The curvature is $\kappa=1$

The tangential component of acceleration is $a_{\boldsymbol{T}}=0$

The normal component of acceleration is $a_{\boldsymbol{N}}=1 (2)^2=4$

Step-by-step explanation:

To find the curvature of the path we are going to use this formula:

$\kappa=\frac{||d\boldsymbol{T}/dt||}{ds/dt}$

where

$\boldsymbol{T}}$ is the unit tangent vector.
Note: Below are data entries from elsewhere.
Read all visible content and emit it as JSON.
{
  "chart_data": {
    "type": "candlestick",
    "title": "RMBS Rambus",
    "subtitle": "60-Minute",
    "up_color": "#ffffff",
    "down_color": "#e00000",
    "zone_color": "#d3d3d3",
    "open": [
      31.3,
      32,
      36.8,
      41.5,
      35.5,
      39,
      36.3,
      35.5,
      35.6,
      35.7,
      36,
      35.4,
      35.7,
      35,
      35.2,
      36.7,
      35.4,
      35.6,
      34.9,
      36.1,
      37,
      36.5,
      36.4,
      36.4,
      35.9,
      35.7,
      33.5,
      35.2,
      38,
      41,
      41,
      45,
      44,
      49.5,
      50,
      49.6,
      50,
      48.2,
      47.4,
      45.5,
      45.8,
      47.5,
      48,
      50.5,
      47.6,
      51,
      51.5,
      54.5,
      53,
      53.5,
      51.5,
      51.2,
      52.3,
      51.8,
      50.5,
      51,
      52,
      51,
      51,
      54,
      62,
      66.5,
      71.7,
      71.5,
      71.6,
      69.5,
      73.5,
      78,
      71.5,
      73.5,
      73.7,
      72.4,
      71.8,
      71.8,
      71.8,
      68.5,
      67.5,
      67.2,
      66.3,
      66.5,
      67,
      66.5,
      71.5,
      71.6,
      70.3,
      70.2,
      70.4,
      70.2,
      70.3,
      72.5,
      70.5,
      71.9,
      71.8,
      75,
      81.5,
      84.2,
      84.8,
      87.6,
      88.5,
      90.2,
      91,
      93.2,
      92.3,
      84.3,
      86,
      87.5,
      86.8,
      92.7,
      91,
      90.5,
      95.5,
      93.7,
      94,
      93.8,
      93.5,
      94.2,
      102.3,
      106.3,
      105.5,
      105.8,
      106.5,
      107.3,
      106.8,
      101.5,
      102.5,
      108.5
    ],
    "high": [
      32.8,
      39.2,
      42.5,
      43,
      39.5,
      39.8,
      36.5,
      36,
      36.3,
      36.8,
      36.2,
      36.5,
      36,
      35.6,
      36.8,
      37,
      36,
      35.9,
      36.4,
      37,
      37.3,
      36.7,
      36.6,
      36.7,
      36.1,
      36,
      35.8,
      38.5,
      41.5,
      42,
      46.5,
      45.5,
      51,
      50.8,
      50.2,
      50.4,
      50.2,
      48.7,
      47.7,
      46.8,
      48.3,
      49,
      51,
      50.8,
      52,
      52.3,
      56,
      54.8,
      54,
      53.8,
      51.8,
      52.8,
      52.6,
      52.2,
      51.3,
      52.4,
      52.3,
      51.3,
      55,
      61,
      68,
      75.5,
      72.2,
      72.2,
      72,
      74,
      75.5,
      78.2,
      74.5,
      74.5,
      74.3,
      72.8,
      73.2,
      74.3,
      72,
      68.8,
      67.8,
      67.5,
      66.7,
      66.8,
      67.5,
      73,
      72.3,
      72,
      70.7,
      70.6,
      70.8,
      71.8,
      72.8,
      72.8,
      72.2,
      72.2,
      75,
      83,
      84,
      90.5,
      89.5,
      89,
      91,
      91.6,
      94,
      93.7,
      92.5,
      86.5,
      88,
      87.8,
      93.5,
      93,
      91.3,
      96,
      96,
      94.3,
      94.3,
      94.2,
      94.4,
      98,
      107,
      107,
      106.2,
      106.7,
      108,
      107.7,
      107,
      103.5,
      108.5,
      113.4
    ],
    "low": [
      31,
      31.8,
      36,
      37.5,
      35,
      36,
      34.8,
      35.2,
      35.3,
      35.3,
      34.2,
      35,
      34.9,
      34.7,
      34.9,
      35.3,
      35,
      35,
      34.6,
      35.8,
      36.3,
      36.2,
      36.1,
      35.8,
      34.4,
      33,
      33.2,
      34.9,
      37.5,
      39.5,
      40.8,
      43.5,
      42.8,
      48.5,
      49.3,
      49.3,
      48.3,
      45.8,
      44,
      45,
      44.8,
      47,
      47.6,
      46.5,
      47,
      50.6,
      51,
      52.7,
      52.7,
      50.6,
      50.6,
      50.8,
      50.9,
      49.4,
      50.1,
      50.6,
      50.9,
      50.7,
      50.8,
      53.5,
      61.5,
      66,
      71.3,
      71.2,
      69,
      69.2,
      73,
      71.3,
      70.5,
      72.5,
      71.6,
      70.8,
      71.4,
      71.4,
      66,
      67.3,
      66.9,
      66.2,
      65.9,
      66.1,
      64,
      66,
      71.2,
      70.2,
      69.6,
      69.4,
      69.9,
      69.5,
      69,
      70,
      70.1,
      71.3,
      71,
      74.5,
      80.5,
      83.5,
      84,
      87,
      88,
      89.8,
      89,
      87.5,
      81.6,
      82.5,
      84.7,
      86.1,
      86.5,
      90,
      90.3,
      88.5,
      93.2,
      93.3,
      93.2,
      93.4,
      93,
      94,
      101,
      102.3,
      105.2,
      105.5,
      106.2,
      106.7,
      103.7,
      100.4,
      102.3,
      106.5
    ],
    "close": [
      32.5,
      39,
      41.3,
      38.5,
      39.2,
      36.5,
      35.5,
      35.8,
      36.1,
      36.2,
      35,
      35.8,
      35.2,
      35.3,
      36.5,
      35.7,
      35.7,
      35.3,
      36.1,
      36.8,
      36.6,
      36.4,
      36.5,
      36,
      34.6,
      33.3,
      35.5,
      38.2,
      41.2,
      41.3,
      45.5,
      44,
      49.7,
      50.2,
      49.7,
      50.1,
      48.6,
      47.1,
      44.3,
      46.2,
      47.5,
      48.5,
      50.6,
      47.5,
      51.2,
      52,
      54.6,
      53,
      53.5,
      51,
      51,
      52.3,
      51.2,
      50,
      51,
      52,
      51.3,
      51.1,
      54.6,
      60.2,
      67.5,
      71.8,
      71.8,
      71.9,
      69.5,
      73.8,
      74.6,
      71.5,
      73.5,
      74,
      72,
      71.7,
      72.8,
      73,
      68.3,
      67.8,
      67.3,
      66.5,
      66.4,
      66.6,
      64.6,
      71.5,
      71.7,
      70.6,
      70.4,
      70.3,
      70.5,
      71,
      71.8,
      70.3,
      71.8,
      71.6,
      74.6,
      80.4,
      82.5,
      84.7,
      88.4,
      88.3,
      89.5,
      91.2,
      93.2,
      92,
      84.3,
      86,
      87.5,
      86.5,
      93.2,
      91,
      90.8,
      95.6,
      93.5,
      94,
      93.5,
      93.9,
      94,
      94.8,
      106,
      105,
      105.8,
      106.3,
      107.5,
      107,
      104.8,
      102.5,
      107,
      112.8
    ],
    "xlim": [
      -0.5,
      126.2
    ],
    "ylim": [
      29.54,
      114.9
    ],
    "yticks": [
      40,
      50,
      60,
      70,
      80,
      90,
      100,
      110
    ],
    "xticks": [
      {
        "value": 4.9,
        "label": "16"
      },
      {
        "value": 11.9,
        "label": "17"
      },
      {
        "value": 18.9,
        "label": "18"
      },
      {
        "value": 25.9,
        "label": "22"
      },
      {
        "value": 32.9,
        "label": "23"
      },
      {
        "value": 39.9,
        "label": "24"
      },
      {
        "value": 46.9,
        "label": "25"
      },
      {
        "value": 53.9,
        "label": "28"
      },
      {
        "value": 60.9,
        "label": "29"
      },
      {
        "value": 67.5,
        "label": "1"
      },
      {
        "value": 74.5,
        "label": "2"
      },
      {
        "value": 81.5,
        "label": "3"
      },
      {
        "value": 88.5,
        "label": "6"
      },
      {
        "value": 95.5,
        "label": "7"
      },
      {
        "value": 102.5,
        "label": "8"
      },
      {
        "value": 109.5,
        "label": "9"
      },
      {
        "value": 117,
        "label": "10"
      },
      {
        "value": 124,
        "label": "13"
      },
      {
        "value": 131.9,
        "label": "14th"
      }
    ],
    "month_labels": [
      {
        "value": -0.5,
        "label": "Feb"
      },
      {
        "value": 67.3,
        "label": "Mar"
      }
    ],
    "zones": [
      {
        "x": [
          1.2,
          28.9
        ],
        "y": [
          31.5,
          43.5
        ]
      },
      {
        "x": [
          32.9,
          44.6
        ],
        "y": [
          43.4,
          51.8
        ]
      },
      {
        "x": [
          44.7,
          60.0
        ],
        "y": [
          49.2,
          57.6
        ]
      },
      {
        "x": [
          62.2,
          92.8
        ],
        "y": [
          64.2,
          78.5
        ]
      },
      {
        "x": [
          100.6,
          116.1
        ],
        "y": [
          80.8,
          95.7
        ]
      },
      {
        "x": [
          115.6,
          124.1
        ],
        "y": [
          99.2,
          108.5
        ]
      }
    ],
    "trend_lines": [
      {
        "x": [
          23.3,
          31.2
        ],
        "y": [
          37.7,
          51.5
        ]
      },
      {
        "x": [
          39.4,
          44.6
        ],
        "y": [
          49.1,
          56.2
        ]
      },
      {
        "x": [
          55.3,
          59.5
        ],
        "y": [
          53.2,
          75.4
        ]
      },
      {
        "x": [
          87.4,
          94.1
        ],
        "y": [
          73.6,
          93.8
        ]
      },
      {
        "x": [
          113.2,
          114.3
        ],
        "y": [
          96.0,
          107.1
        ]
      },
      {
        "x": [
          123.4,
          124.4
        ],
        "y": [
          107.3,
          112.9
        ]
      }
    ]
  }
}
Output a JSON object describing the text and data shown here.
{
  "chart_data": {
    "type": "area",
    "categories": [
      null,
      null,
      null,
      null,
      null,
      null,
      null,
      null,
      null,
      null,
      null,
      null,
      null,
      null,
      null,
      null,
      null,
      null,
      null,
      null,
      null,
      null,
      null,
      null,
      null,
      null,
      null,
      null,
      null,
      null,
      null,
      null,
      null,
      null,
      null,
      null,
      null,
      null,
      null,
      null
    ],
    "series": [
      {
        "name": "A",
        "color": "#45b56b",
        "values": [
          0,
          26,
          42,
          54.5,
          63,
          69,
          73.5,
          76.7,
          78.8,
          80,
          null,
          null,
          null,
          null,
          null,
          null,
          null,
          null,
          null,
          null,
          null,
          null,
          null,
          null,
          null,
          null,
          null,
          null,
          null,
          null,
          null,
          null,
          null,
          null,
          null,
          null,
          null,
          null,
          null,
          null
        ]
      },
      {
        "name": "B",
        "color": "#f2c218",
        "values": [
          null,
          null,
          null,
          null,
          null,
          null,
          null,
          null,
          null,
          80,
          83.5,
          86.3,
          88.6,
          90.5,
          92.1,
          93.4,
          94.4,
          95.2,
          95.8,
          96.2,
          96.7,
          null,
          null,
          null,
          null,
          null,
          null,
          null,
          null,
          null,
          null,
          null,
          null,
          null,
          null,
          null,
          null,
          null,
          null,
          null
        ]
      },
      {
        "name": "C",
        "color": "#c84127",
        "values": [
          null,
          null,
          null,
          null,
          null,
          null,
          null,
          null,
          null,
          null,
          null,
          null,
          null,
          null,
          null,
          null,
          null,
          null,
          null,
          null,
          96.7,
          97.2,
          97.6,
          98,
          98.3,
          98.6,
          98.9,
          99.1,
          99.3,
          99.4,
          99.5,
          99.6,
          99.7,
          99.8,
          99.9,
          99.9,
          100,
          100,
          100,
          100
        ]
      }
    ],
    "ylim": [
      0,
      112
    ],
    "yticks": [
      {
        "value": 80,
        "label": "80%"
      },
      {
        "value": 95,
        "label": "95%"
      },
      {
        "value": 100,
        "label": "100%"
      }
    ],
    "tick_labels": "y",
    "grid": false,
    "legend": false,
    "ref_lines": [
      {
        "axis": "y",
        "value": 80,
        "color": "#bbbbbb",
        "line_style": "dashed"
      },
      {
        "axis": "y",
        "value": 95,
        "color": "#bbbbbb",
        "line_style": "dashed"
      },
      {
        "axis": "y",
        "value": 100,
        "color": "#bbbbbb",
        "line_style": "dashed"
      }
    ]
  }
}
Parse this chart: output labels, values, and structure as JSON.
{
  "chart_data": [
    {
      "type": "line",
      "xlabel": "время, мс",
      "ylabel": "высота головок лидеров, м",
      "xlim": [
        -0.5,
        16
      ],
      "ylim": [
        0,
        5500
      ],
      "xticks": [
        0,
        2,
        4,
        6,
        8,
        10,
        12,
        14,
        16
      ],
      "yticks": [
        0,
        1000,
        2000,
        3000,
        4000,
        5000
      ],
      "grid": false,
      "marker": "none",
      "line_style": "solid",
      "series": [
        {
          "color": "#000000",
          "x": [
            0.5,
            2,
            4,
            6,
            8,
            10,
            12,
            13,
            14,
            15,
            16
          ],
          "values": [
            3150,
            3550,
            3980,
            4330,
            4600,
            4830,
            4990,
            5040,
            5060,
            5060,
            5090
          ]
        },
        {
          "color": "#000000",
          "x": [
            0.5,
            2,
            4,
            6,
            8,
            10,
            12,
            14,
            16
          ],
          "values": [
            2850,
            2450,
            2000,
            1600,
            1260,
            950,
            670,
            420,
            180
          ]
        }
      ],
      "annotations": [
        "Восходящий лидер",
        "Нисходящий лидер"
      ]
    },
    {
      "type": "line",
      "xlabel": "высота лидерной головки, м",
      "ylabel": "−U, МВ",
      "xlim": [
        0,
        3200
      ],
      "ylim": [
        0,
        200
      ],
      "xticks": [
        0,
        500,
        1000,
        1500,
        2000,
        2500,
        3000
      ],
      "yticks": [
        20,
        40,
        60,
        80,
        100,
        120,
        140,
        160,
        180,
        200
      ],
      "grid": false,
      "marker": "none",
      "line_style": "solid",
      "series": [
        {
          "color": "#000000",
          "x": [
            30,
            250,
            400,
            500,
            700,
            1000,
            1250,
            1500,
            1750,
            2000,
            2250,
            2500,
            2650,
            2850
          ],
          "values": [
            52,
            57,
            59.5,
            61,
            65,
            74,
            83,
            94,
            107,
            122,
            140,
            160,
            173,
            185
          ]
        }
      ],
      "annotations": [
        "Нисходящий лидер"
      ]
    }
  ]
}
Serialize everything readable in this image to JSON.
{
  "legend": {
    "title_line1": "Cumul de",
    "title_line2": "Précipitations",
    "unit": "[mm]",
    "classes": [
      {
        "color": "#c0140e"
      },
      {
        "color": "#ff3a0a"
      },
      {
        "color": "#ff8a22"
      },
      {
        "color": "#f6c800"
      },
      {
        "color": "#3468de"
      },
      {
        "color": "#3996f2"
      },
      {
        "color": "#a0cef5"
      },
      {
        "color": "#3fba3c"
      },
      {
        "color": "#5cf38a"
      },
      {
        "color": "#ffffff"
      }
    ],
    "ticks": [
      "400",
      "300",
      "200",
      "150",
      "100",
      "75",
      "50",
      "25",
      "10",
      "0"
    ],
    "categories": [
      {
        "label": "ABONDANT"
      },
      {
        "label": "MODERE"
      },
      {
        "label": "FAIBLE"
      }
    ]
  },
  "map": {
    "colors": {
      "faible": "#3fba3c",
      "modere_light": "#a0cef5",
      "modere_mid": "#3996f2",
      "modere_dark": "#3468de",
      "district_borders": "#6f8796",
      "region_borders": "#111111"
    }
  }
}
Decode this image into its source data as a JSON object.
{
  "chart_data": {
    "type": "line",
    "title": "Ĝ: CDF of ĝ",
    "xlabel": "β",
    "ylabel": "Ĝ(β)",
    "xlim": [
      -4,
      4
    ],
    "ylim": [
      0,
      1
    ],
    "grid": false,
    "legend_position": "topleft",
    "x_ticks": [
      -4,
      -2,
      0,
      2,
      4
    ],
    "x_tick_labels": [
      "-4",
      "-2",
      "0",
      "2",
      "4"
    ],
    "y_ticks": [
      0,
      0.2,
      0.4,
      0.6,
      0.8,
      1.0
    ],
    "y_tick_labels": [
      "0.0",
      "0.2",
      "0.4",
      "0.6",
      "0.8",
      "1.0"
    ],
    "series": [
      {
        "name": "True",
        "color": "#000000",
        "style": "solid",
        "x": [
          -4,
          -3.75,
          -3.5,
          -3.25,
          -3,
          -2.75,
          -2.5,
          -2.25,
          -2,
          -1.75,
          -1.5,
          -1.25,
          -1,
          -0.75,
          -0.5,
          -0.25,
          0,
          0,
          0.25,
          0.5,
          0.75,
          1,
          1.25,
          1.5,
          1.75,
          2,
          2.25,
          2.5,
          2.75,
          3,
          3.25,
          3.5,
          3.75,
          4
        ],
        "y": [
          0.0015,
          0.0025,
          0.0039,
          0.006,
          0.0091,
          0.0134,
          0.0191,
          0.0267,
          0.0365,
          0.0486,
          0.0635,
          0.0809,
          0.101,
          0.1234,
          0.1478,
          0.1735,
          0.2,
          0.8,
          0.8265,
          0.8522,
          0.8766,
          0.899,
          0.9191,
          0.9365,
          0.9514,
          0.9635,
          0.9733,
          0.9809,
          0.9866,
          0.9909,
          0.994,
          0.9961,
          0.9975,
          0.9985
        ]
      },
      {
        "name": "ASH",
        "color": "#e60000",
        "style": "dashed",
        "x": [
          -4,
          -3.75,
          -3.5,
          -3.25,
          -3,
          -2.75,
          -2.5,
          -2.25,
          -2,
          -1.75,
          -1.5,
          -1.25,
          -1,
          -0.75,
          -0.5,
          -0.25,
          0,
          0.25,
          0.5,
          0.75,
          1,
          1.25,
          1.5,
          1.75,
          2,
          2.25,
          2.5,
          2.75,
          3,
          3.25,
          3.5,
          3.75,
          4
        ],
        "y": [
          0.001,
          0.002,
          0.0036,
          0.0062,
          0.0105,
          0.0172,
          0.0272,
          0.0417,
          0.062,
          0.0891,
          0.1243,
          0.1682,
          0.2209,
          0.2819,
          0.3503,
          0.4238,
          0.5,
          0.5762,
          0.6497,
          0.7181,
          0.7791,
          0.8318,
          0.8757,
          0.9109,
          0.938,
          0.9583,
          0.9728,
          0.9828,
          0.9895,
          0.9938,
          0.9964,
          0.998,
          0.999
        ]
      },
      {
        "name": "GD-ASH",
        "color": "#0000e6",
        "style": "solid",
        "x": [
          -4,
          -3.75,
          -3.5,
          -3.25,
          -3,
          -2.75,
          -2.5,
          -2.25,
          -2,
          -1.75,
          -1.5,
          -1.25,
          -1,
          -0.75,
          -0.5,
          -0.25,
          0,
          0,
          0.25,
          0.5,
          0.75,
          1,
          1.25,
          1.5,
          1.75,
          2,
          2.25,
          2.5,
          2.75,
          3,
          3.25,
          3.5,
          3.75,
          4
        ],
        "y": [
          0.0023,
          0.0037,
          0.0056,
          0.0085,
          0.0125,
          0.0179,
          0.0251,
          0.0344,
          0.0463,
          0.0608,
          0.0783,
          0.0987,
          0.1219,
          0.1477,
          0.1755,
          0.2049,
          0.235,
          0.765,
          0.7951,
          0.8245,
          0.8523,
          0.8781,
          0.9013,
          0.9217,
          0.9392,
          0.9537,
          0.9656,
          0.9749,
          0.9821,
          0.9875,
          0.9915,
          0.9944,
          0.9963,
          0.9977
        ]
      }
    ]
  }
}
$\frac{ds}{dt}=|| \boldsymbol{r}'(t)}||$ is the speed of the object

We need to find $\boldsymbol{r}'(t)$ , we know that $\boldsymbol{r}(t)=cos \:2t \:\boldsymbol{i}+sin \:2t \:\boldsymbol{j}+ \:\boldsymbol{k}$ so

$\boldsymbol{r}'(t)=\frac{d}{dt}\left(cos\left(2t\right)\right)\:\boldsymbol{i}+\frac{d}{dt}\left(sin\left(2t\right)\right)\:\boldsymbol{j}+\frac{d}{dt}\left(1)\right\:\boldsymbol{k}\\\boldsymbol{r}'(t)=-2\sin \left(2t\right)\boldsymbol{i}+2\cos \left(2t\right)\boldsymbol{j}$

Next , we find the magnitude of derivative of the position vector

$|| \boldsymbol{r}'(t)}||=\sqrt{(-2\sin \left(2t\right))^2+(2\cos \left(2t\right))^2} \\|| \boldsymbol{r}'(t)}||=\sqrt{2^2\sin ^2\left(2t\right)+2^2\cos ^2\left(2t\right)}\\|| \boldsymbol{r}'(t)}||=\sqrt{4\left(\sin ^2\left(2t\right)+\cos ^2\left(2t\right)\right)}\\|| \boldsymbol{r}'(t)}||=\sqrt{4}\sqrt{\sin ^2\left(2t\right)+\cos ^2\left(2t\right)}\\\\\mathrm{Use\:the\:following\:identity}:\quad \cos ^2\left(x\right)+\sin ^2\left(x\right)=1\\\\|| \boldsymbol{r}'(t)}||=2\sqrt{1}=2$

The unit tangent vector is defined by

$\boldsymbol{T}}=\frac{\boldsymbol{r}'(t)}{||\boldsymbol{r}'(t)||}$

$\boldsymbol{T}}=\frac{-2\sin \left(2t\right)\boldsymbol{i}+2\cos \left(2t\right)\boldsymbol{j}}{2} =\sin \left(2t\right)+\cos \left(2t\right)$

We need to find the derivative of unit tangent vector

$\boldsymbol{T}'=\frac{d}{dt}(\sin \left(2t\right)\boldsymbol{i}+\cos \left(2t\right)\boldsymbol{j}) \\\boldsymbol{T}'=-2\cdot(\sin \left(2t\right)\boldsymbol{i}+\cos \left(2t\right)\boldsymbol{j})$